Mes pieds m’ont transporté pendant toute une semaine dans une traversée d’un monde inconnu, et pourtant si proche (géographiquement) de moi.
Samedi dix-huit décembre deux mille dix, il est sept heures, la température ambiante est moins agressive qu’à l’accoutumé, mais la sonnerie de mon réveil toujours autant. Mon lit transpire encore une nuit tiède béninoise, une de plus… J’ai réussi à poser mon premier pied sur le carrelage chaud de ma chambre beige. Inutile de parler de ma coiffure (que je croise dans le miroir), que j’évite, depuis quelques mois, d’entretenir pour des raisons qui dépassent votre entendement et surtout le mien, mais qui m’apparait tellement plus glamour après cette douche froide. Quelques mèches se détachent pour commencer à former naturellement des tortillons de cheveux qui aspirent à devenir, un jour, des petites dreadlocks naturelles. Un brossage de dent, un peu de crème revitalisante 3 en 1 (faut bien rester soi-même malgré tout), un roulement de tambour avec quatre cotons tiges, un hérissement de poils réveillés par ce déodorant ice-fresh Rexonana for Men Quinenveuledubienaleurpot, un caleçon propre, un jean « presque » propre, chausset….pardon…sockets à rayures orange et blanche, un tunnel à travers les mailles d’un tee-shirt blanc à manches longues, et hop… I’m ready ! Il est sept heures vingt-trois minutes…
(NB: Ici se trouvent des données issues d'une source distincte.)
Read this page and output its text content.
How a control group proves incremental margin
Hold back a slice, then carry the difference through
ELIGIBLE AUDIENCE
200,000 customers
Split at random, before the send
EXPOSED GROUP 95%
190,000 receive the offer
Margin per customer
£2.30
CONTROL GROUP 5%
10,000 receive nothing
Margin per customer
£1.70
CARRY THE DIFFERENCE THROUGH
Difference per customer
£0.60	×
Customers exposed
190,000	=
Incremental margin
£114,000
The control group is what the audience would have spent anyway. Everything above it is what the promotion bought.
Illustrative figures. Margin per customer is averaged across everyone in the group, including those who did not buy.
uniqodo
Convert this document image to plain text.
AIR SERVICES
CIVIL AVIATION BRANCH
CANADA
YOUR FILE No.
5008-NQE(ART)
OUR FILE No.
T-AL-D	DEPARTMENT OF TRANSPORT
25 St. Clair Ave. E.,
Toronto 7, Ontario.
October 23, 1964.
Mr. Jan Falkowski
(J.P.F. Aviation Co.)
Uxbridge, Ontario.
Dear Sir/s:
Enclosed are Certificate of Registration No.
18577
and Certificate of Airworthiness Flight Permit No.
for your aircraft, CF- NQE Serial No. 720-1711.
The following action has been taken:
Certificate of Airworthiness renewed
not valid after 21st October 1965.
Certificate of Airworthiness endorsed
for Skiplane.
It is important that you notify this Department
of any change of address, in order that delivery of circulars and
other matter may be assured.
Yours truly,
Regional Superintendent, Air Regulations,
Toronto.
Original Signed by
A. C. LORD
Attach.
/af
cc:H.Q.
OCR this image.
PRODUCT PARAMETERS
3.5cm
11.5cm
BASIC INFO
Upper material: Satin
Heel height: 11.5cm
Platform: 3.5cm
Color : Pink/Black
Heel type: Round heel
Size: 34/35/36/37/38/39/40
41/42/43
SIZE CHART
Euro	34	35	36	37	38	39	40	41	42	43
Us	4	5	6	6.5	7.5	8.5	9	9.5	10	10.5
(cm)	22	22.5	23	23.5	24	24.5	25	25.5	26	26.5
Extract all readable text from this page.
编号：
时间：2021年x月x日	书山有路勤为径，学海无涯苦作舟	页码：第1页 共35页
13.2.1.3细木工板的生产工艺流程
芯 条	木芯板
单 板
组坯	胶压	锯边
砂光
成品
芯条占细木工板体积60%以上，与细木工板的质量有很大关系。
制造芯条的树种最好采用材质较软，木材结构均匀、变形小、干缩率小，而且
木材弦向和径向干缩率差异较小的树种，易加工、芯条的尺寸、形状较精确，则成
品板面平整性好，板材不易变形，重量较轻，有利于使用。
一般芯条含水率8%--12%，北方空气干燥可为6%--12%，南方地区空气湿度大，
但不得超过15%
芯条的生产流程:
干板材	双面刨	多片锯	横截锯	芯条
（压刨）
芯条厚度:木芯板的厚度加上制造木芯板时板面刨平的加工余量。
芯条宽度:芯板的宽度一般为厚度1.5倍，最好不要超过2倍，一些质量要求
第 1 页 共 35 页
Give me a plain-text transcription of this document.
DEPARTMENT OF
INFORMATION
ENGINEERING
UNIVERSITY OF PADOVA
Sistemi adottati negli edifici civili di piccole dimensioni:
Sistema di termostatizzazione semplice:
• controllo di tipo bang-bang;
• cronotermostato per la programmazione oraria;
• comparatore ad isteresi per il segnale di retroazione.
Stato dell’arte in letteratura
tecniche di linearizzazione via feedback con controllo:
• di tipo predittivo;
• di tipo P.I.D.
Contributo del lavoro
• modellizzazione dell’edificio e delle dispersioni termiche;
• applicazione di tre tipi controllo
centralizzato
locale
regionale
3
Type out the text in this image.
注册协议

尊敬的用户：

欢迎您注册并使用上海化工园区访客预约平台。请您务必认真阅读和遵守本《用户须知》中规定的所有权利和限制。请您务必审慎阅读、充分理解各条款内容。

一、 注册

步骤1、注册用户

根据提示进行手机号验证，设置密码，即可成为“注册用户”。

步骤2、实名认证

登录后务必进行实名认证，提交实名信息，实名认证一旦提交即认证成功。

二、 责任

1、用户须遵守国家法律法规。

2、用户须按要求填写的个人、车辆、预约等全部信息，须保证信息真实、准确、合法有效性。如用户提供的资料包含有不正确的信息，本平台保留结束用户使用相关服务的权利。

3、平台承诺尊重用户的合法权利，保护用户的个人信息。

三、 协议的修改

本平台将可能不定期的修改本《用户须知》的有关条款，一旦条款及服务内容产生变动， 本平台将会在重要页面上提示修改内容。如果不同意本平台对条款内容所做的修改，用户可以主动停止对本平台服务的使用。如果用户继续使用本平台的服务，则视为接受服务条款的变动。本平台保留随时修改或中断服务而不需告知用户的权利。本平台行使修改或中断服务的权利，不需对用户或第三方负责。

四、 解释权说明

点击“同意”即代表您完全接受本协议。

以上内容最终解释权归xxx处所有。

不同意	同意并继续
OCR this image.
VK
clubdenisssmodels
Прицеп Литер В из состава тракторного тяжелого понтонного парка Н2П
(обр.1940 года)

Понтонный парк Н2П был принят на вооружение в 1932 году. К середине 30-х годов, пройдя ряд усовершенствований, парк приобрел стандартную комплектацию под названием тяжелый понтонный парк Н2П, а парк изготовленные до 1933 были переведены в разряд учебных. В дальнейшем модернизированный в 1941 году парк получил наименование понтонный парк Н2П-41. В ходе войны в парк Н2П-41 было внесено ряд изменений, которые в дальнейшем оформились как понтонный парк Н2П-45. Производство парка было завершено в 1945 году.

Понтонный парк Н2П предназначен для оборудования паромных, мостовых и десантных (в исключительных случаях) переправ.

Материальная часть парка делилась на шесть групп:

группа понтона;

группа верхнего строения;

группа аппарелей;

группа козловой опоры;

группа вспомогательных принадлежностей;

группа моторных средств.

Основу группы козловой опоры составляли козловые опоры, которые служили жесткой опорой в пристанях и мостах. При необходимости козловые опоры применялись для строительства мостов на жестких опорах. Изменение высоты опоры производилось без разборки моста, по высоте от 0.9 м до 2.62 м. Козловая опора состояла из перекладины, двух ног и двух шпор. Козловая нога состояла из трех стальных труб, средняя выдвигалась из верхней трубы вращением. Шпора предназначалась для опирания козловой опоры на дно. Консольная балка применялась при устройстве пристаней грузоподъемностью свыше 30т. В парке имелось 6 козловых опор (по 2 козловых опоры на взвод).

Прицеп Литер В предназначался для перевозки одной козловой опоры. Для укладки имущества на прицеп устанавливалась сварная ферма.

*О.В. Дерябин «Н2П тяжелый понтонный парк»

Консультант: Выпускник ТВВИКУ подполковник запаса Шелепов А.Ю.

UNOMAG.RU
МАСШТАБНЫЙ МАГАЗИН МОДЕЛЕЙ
J’ai soigneusement préparé la veille au soir tout mon attirail de touristo-photo-cameraman. Les batteries de ces deux merveilles de technologie sont à bloc et prêtent à subir quelques jours de folie dans mes mains tremblantes à l’idée de commencer ce week-end en se disant que lundi se sera toujours les vacances, et cela jusqu’au lundi suivant. Une semaine chargée s’annonce; en date déjà, avec mon anniversaire et noël (c’est déjà pas mal); en programme aussi, une matinée au marché de Porto-Novo avec un cirque, 3 jours en retraite au bord du lac Aheme avec Jean-Lou, un anniversaire à caler, un réveillon à programmer et un nouvel an à anticiper ; une semaine chargée en vie tout simplement. Sourire aux lèvres, sac sur les épaules, je prends le soin de mettre quelques pièces dans ma poche pour payer le zem qui m’amènera au point de ralliement de la troupe de cirque. Sans oublier de saluer les quelques commerçant de ma von, qui me reconnaissent sûrement par ma couleur de peau très mate, je monte sur la moto et traverse Cotonou pour me rendre au cœur du marché Dantokpa, où rapidement les jeunes du cirque arrivent pour finalement se diriger vers la « gare routière » du coin…
Quelques camions respirent avec dureté leurs âges dépassés, sûrement accablés par la foule considérable qui monte à chaque fois sur ses essieux fatigués. J’arrive finalement à me glisser dans le minibus, où quatre banquettes ont été bricolées pour rentabiliser au mieux chaque voyage. Mes genoux subissent terriblement face à cette barre en fer, mais en posant le pied sur le sol de Porto-Novo, la capitale du Bénin, je me rends compte qu’il fonctionne encore relativement bien. Entre chamailleries, percussions et jonglages, nous atteignons le foyer d’accueil des frères Don Bosco, où de jeunes enfants issus du marché de Porto-Novo ont été accueilli, et on pu suivre avec les jeunes du cirque Tokpa, eux-mêmes issus du marché Tokpa, une formation d’acrobatie et de cirque. Aujourd’hui, un grand cortège va traverser tout le marché, animé par ses deux troupes, tout en manifestant à l’égard du droit de l’enfant… Pendant deux heures, les jeunes échangent, rient, sautent, jonglent, jouent, manifestent, communiquent, communient, apprennent, s’apprennent,… Le cortège rassemblera peut-être plus de 200 personnes…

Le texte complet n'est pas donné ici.